19. The system of claim 18, wherein the search retrieval means returns one or more competing definitions ordered according to one or more properties of said property list.
20. The system of claim 18, wherein the search retrieval means returns a highest ranked competing definition for the matching key phrase.
21. The system of claim 20, further comprising
link installation means, wherein one or more occurrences in a document of an input key phrase is automatically linked based on the highest ranked competing definitions for the matching key phrase.
22. A computer-implemented method for providing a database of competing definitions, the method comprising:
a) storing in a database a hierarchically organized set of nodes;
b) associating with a node in the hierarchically organized set of nodes a set of one or more key phrases, wherein the key phrases in the set of key phrases share a substantially common meaning;
c) receiving and storing a plurality of competing definitions for the node, wherein each of the competing definitions provides a different explanation of the substantially common meaning shared by the key phrases associated with the node;
d) associating properties with the competing definitions to produce a set of associated definition properties, wherein said wherein at least one of said properties is selected from the group consisting of educational level, language, rating, viewer suitability, resource type, context, number of hits, number of installs, and date; and
e) rank ordering the competing definitions using at least one of the associated definition properties.
23. The method of claim 22, wherein said property list includes a property corresponding to an educational level.
24. The method of claim 22, wherein said property list includes a property corresponding to a rating.
25. The method of claim 22, wherein paths to nodes in the hierarchically organized set of nodes correspond to semantic contexts.
26. The method of claim 25, further comprising:
receiving input key phrases;
searching the database nodes in a predetermined order for occurrences of the input key phrases in matching database nodes;
retrieving one or more competing definitions from the matching database nodes.
27. The method of claim 26, wherein the searching is limited based on a semantic context to a subset of said database nodes.
28. The method of claim 26, wherein the retrieving comprises using one or more properties in the property list associated with the competing definitions in the matching database nodes.
29. The method of claim 26, wherein the searching terminates upon a first occurrence of a matching key phrase matching any of said input key phrases.
30. The method of claim 29, further including
linking one or more occurrences of an input key phrase in a document based on the retrieved competing definitions.
31. The method of claim 29, wherein the step of retrieving returns a highest ranked competing definition for the matching key phrase.
32. The method of claim 31, further including
linking one or more occurrences of an input key phrase in a document to the highest ranked competing definition for the matching key phrase.
Description
BACKGROUND OF THE INVENTION
1. Field of the Invention
The present invention relates to facilitating access to information over a computer network such as the Internet. More particularly, the present invention relates to technology for partially automating the linking of documents on the World Wide Web by authors of Web content. Such techniques are particularly useful for more easily creating richly interconnected information on the Web.

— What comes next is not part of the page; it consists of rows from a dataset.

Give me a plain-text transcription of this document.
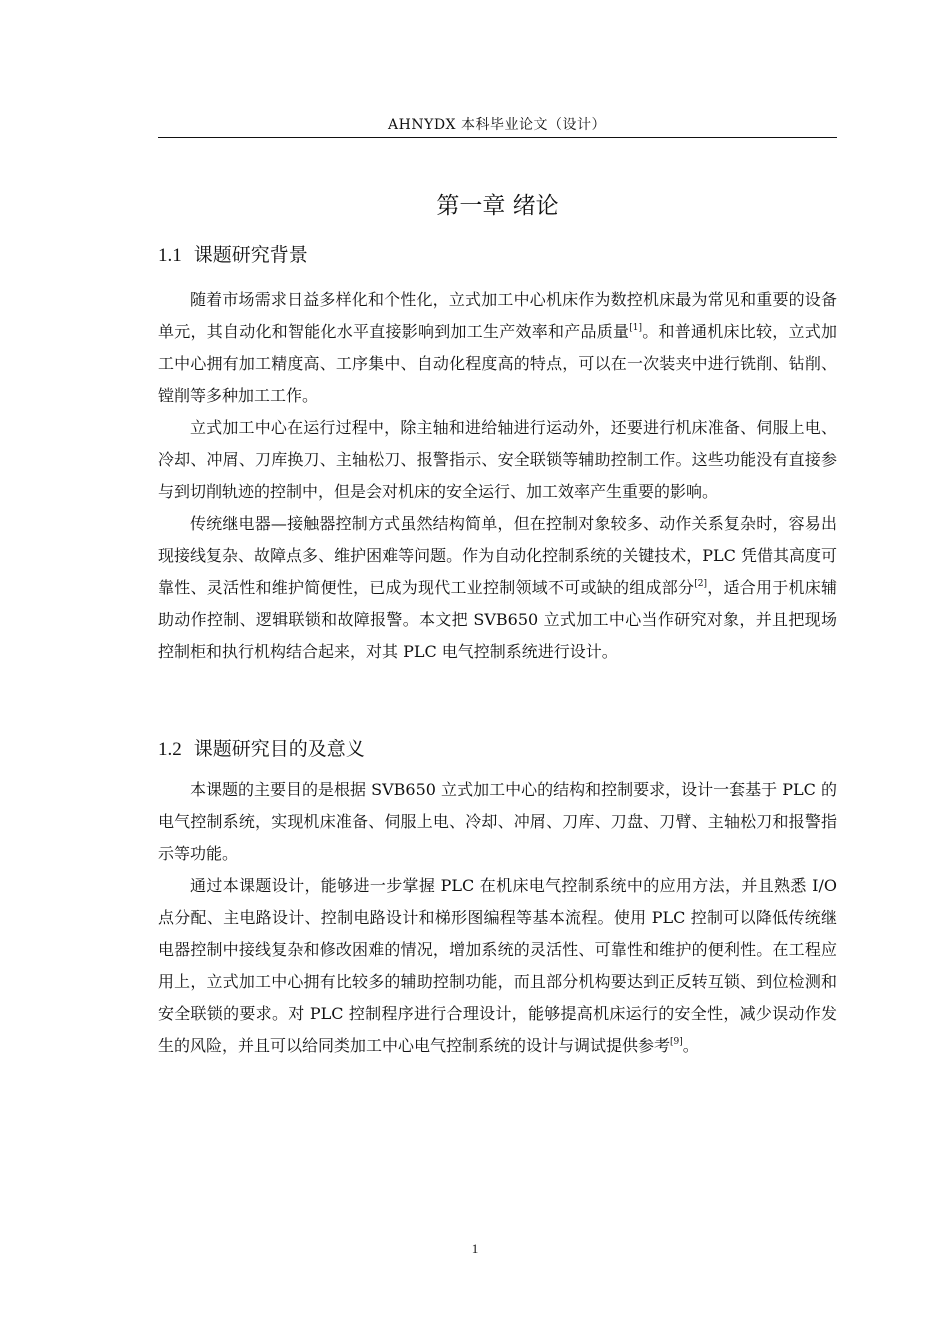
AHNYDX 本科毕业论文（设计）
第一章 绪论
1.1 课题研究背景

随着市场需求日益多样化和个性化，立式加工中心机床作为数控机床最为常见和重要的设备单元，其自动化和智能化水平直接影响到加工生产效率和产品质量[1]。和普通机床比较，立式加工中心拥有加工精度高、工序集中、自动化程度高的特点，可以在一次装夹中进行铣削、钻削、镗削等多种加工工作。

立式加工中心在运行过程中，除主轴和进给轴进行运动外，还要进行机床准备、伺服上电、冷却、冲屑、刀库换刀、主轴松刀、报警指示、安全联锁等辅助控制工作。这些功能没有直接参与到切削轨迹的控制中，但是会对机床的安全运行、加工效率产生重要的影响。

传统继电器—接触器控制方式虽然结构简单，但在控制对象较多、动作关系复杂时，容易出现接线复杂、故障点多、维护困难等问题。作为自动化控制系统的关键技术，PLC 凭借其高度可靠性、灵活性和维护简便性，已成为现代工业控制领域不可或缺的组成部分[2]，适合用于机床辅助动作控制、逻辑联锁和故障报警。本文把 SVB650 立式加工中心当作研究对象，并且把现场控制柜和执行机构结合起来，对其 PLC 电气控制系统进行设计。

1.2 课题研究目的及意义

本课题的主要目的是根据 SVB650 立式加工中心的结构和控制要求，设计一套基于 PLC 的电气控制系统，实现机床准备、伺服上电、冷却、冲屑、刀库、刀盘、刀臂、主轴松刀和报警指示等功能。

通过本课题设计，能够进一步掌握 PLC 在机床电气控制系统中的应用方法，并且熟悉 I/O 点分配、主电路设计、控制电路设计和梯形图编程等基本流程。使用 PLC 控制可以降低传统继电器控制中接线复杂和修改困难的情况，增加系统的灵活性、可靠性和维护的便利性。在工程应用上，立式加工中心拥有比较多的辅助控制功能，而且部分机构要达到正反转互锁、到位检测和安全联锁的要求。对 PLC 控制程序进行合理设计，能够提高机床运行的安全性，减少误动作发生的风险，并且可以给同类加工中心电气控制系统的设计与调试提供参考[9]。

1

2. Description of Related Art
The World Wide Web provides an enormous distributed database of information interconnected physically by the Internet. One of the main difficulties for users of the Web is finding needed information out of the tremendous quantity of information that is available. Various mechanisms have been developed to address this problem.
One mechanism for facilitating access to information on the Web is the index website. An index website is typically a server computer connected to the World Wide Web which maintains an index of Web content that can be searched in various ways by users (clients) connected to the server over the Internet. Indexes are often updated automatically by means of "spiders" which systematically explore the Web looking for new or updated content. Most search engines also provide means for users to install information to be indexed, so that such information may be indexed immediately without waiting for a spider to find it. An example of a premier search engine is the "Alta Vista" website, accessible on the Web at the Universal Resource Locator (URL) address http://www.altavista.com.

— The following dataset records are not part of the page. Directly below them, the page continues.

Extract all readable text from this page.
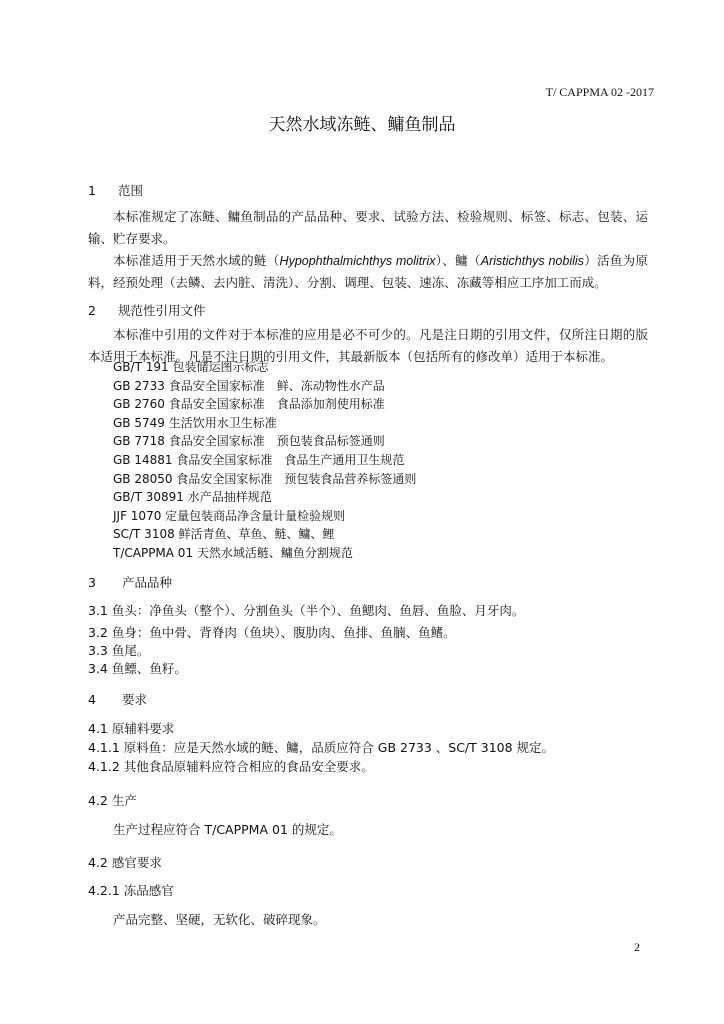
T/ CAPPMA 02 -2017
天然水域冻鲢、鳙鱼制品
1 范围

本标准规定了冻鲢、鳙鱼制品的产品品种、要求、试验方法、检验规则、标签、标志、包装、运输、贮存要求。

本标准适用于天然水域的鲢（Hypophthalmichthys molitrix）、鳙（Aristichthys nobilis）活鱼为原料，经预处理（去鳞、去内脏、清洗）、分割、调理、包装、速冻、冻藏等相应工序加工而成。

2 规范性引用文件

本标准中引用的文件对于本标准的应用是必不可少的。凡是注日期的引用文件，仅所注日期的版本适用于本标准。凡是不注日期的引用文件，其最新版本（包括所有的修改单）适用于本标准。

GB/T 191 包装储运图示标志
GB 2733 食品安全国家标准　鲜、冻动物性水产品
GB 2760 食品安全国家标准　食品添加剂使用标准
GB 5749 生活饮用水卫生标准
GB 7718 食品安全国家标准　预包装食品标签通则
GB 14881 食品安全国家标准　食品生产通用卫生规范
GB 28050 食品安全国家标准　预包装食品营养标签通则
GB/T 30891 水产品抽样规范
JJF 1070 定量包装商品净含量计量检验规则
SC/T 3108 鲜活青鱼、草鱼、鲢、鳙、鲤
T/CAPPMA 01 天然水域活鲢、鳙鱼分割规范
3 产品品种
3.1 鱼头：净鱼头（整个）、分割鱼头（半个）、鱼鳃肉、鱼唇、鱼脸、月牙肉。
3.2 鱼身：鱼中骨、背脊肉（鱼块）、腹肋肉、鱼排、鱼腩、鱼鳍。
3.3 鱼尾。
3.4 鱼鳔、鱼籽。
4 要求
4.1 原辅料要求
4.1.1 原料鱼：应是天然水域的鲢、鳙，品质应符合 GB 2733 、SC/T 3108 规定。
4.1.2 其他食品原辅料应符合相应的食品安全要求。
4.2 生产
生产过程应符合 T/CAPPMA 01 的规定。
4.2 感官要求
4.2.1 冻品感官
产品完整、坚硬，无软化、破碎现象。
2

A difficulty with search engines is that search results typically contain too much undesired information as well as the desired information. This occurs because the information content of the Web is vast, and because it is difficult for users to construct search parameters in such a way as to pass most desired content while rejecting most undesired content. As a result, users typically must spend a lot of time sifting through search-engine results and/or refining their searches with additional restrictions in the search parameters. Additionally, the information stored in the index is not organized in a form suitable for browsing in a logical order.
Another mechanism developed to facilitate access to information on the World Wide Web is the directory website which presents a hierarchical directory of information that can be browsed by the user. Premier sites of this nature include Yahoo (http://www.yahoo.com), Netscape (http://www.netscape.com), and Excite (http://www.excite.com). A visitor to such a site is first presented with a top-level list of topics. Choosing a topic by clicking on a topic's hypertext link with the mouse produces a list of subtopics, and so on, until a final level is reached at which useful information is displayed about the topic, or else a remote website pertaining to that topic is visited. Directory companies such as Yahoo typically have teams of editors who explore the Web looking for content suitable for reference at their site, and these workers perform a function analogous to the automatic "spiders" used by automated index websites. Like the search engines, directory websites normally support searching within the directory site, thus producing search results of generally higher quality and less "clutter" than typically encountered on an index site. Also like index websites, directory websites typically allow submission of content for reference, subject to editorial consideration. Thus, directory websites improve over index websites by providing editorial selection, logical organization, and browsing capability, all of which are absent in typical index websites.
A first difficulty, however, with directory websites is that they cannot reasonably keep up with the vastness of the information on the World Wide Web by means of manual editorial selection. As a result, directory websites tend to offer far less information relative to index websites. A second difficulty with directory servers is that their content is proprietary and controlled by a team of editors at one company. This editorial control, while ensuring consistently high quality on the site, makes it difficult and sometimes even infeasible for an information provider to obtain a desired listing in the hierarchical directory. One directory site that addresses this difficulty is the Open Directory project (http://dmoz.org/); The Open Directory allows any user on the Internet to become an "editor" for a particular topic at the site. A third difficulty related to the first is that typical directory sites are extremely broad in scope, contributing to the absence of specialized information that is not of interest to a wide general audience.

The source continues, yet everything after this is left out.